Alejandro Sanz cerró el 17 de mayo la etapa estadounidense de su gira mundial ¿Y Ahora Qué? Tour con un concierto en PH Live at Planet Hollywood, en Las Vegas, y lo hizo con Stephanie Cayo a su lado sobre el escenario. Juntos cantaron Corazón Partío, uno de los temas más emblemáticos de la carrera del artista, en una noche en la que el público respondió con emoción y gritos durante la interpretación.
La presentación funcionó como cierre de una fase muy visible del recorrido de Sanz por Estados Unidos. Dos días antes, el 15 de mayo, había actuado en el Greek Theatre de Los Ángeles, y después compartió fotos y videos de ambos conciertos en sus redes. “Hoy entendí que la mejor apuesta de esta gira siempre fueron ustedes. Bajamos el telón de esta etapa con el corazón lleno y la sensación de haber ganado. Gracias por hacerlo inolvidable”, escribió el cantante tras despedirse de ese tramo del tour.
El dueto en Las Vegas no apareció de la nada. Cayo ya había acompañado a Sanz en varios conciertos en los últimos meses, algo que había ido alimentando la atención sobre una relación que también se había hecho visible fuera del escenario. La actriz peruana, que según la información disponible había sido amiga del cantante durante un tiempo antes de que surgiera el romance, terminó de ocupar el centro de la escena cuando apareció en una llamada telefónica que interrumpió recientemente una entrevista con Jordi Évole.
En esa conversación, Cayo llamó a Sanz “Mi vida”, dijo que estaba “muy contenta” y le lanzó un “te quiero”, a lo que él respondió con un “Ciao, bebé”. El intercambio reforzó la lectura de que la relación ya no era un detalle lateral, sino parte del relato público que acompañó el cierre de la gira. Sanz, además, había estado separado de Candela Márquez al final del año anterior, un antecedente que ayuda a entender por qué su vida personal quedó tan expuesta mientras avanzaban los conciertos.

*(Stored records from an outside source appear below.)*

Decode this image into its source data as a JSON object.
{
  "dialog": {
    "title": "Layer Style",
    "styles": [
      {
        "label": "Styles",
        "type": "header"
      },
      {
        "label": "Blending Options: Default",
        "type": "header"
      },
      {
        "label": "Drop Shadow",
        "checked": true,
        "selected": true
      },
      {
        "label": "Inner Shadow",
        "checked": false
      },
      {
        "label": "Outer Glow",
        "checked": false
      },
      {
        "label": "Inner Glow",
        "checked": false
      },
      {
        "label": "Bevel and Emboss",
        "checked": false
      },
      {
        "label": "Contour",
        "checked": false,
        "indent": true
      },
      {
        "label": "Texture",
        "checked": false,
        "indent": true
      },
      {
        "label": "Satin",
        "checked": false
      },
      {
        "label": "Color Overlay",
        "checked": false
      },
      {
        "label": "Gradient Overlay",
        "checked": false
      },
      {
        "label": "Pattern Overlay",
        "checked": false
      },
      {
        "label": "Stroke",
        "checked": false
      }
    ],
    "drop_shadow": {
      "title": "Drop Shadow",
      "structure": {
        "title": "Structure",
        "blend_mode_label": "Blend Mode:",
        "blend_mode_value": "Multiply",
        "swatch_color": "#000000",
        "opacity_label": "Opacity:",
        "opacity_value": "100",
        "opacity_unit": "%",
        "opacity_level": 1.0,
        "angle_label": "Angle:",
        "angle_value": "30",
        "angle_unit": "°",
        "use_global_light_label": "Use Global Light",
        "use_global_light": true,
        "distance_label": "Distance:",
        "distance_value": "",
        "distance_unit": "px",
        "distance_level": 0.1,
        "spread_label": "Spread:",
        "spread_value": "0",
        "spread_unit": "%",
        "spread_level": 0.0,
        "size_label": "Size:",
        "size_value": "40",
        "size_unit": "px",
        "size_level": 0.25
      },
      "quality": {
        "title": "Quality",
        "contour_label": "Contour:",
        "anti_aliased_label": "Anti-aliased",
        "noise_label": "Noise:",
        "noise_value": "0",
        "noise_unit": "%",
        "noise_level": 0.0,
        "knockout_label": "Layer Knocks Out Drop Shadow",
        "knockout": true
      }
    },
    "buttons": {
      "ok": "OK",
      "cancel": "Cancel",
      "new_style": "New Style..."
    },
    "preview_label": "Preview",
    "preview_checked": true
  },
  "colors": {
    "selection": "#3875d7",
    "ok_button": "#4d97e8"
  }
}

La imagen que dejó Las Vegas fue la de un final de etapa con dos planos superpuestos: el musical y el personal. En el primero, Sanz despidió la parte estadounidense de una gira mundial con una de sus canciones más reconocibles y con el respaldo de un público entregado. En el segundo, dejó a Stephanie Cayo ya instalada en ese lugar de compañera visible de la gira, una presencia que convierte ese dueto en algo más que un gesto sobre el escenario.